Traditional powers like Kansas aren't supposed to lose their NCAA openers, much less twice in a row. The heat has been turned up on Self ever since, with the temperature temporarily cooling now that the Jayhawks, the top seed in the West region, have returned to the Sweet 16.
"We played teams that were well-coached … teams that would make the plays that were needed," Manning said of the early exits the last two seasons. "We couldn't make those plays."
"You have to come to the realization that at this level, and any other level you play at, you have competitive and talented players," he added. "You have to come out and do your best and play your best every night to avoid being embarrassed."
As a senior in 1988, Manning and his Jayhawks teammates maximized their full abilities. A bubble team fortunate enough to receive an at-large invite, KU went on a miraculous run behind a dominant Manning to reach the Final Four and beat Oklahoma for the national championship.
Manning's Most Outstanding Player performance capped a season in which he also earned national player of the year honors. Only Manning, who was the NBA's No. 1 overall choice that summer, and point guard Kevin Pritchard, a second-round pick two years later, continued their careers in the NBA.
Asked to compare that team with this year's squad, Manning saw only one similarity: Both play team basketball.
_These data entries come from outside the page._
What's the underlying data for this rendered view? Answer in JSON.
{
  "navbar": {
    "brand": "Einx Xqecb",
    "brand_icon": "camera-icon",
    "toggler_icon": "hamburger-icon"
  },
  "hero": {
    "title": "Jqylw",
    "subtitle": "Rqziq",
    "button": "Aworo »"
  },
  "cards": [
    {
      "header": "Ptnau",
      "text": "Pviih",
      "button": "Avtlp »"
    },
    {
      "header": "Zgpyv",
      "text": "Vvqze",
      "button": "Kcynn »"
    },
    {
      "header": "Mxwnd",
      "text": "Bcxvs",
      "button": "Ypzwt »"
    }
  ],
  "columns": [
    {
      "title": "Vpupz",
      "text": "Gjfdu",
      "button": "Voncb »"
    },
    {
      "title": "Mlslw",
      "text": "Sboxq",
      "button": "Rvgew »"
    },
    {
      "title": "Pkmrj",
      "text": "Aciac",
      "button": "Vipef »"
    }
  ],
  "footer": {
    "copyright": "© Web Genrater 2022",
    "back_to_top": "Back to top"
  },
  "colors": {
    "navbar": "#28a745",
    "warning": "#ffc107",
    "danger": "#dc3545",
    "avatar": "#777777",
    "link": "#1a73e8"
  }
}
"We all depended on one another and we held each other accountable, just like this team does," Manning said. "We played hard and we played together and we were unselfish. Those are all the same qualities of the great teams you see out there."
But if Manning didn't score, the '88 Jayhawks were done. That isn't the case with this year's team, which features a balanced attack with two low-post scorers (Julian Wright and Darrell Arthur) and a pair of outside threats (Brandon Rush and Mario Chalmers).
At 13.8 points a game, Rush tops five Kansas players who average in double figures.
"There's not one particular person that has to have a great game for us to win," Manning said. "We have a lot of players that can step up for us and produce for us on any given night."
From now on, Manning will have a bigger role in who plays for KU. With Tim Jankovich leaving to take over Illinois State's program, Manning will be heavily involved in recruiting for Self, who tried to get Manning to join his staff when he came to Kansas four years ago.
"He's ready. He wants to get out on the road," Self said. "He's done a lot for our program already, not in a teaching standpoint on the court, but he's just as interested in making young guys better as he was scoring points back when he played."
But do the current Jayhawks even know the story of the great Danny Manning?
"I'm pretty sure I could give them a little history lesson," Manning said grinning.